There'd been so much happen between that I felt not only did it need documenting but in some ways I felt it represented how grime as an entire scene had evolved in recent years. The resulting interview is the largest transcript I can ever remember doing in my entire journalism career... yes longer even than Loefah and Si Kryptic Minds.
So to celebrate the Rinse 17 CD and indeed the achievements of Elijah and Skilliam, I'm going to publish the transcript here in four parts, one a week until the CD is out. Each week will include some exclusive content. This week...
EXCLUSIVE DOWNLOAD:
Elijah & Skilliam Live from Plug, Sheffield October 2011
And so, to the interview...
Elijah & Skilliam v Blackdown interview part 1
Martin I'm going to start right at the beginning, because we should have done this a long time ago. How did you two meet? And how do you know each other?
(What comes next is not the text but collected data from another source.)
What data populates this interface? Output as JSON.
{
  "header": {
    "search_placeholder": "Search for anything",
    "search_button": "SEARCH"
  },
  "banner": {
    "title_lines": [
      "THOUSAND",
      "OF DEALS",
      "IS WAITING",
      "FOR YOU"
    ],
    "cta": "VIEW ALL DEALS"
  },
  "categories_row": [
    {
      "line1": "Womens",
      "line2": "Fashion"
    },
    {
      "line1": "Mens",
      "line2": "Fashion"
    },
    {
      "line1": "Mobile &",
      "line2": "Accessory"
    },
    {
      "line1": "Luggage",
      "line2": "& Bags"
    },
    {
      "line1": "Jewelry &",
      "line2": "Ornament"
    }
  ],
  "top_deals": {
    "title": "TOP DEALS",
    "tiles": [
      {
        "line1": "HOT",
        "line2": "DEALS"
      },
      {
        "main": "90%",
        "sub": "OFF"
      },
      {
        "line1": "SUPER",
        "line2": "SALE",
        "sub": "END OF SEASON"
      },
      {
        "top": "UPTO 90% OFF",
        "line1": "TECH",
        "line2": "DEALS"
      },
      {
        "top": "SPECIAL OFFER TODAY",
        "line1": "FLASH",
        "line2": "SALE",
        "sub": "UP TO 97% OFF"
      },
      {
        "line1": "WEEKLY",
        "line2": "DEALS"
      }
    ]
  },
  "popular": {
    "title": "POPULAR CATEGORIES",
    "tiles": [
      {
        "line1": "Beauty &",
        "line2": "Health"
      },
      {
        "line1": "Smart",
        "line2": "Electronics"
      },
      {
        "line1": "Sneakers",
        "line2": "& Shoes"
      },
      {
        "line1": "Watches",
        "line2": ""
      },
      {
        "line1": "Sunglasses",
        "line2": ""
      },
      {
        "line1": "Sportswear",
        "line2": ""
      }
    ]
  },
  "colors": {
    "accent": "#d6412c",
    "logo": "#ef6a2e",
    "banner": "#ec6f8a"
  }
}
Because it feels like - looking at that [Elijah’s wall covered in hundreds of photos and flyers] - that you've been mates for quite some time.
Skilliam University....You know what, I actually saw you before university one time - I was with one of my MCs, one of my old crew. He used to do videos at that time. I didn't say anything to you, because I was just with him, but he met you and that was it. And then we went to uni and I saw you walking around - it was like the first day I think, and obviously Dane was in my halls - and I was like "I know I've seen him before somewhere", and it clicked.
M When did you guys clock that you liked similar music?
Elijah It must have been pretty quickly... Well it was in the first few months of uni.
M So what times are we talking?
Elijah This was like 2005.
M And was it about grime then?
E Yeah, yeah.
M Good time to like grime!
E But then because we were… not isolated but I was in Hertfordshire, the Rinse stream had just started. I don't know how many people I knew were locking at the time - it wasn't many. So the only way I was hearing stuff was downloading it afterwards, and it wasn't even proper podcasts, it was people ripping it... Barefiles. People used to float about tapes - just exchange stuff.
M Literally “tapes!” Cassette tapes. Tape packs. You’re looking at me like I’m odd but certain generations won’t know what that is.
E Uni is liked a kind of closed community, isn't it?...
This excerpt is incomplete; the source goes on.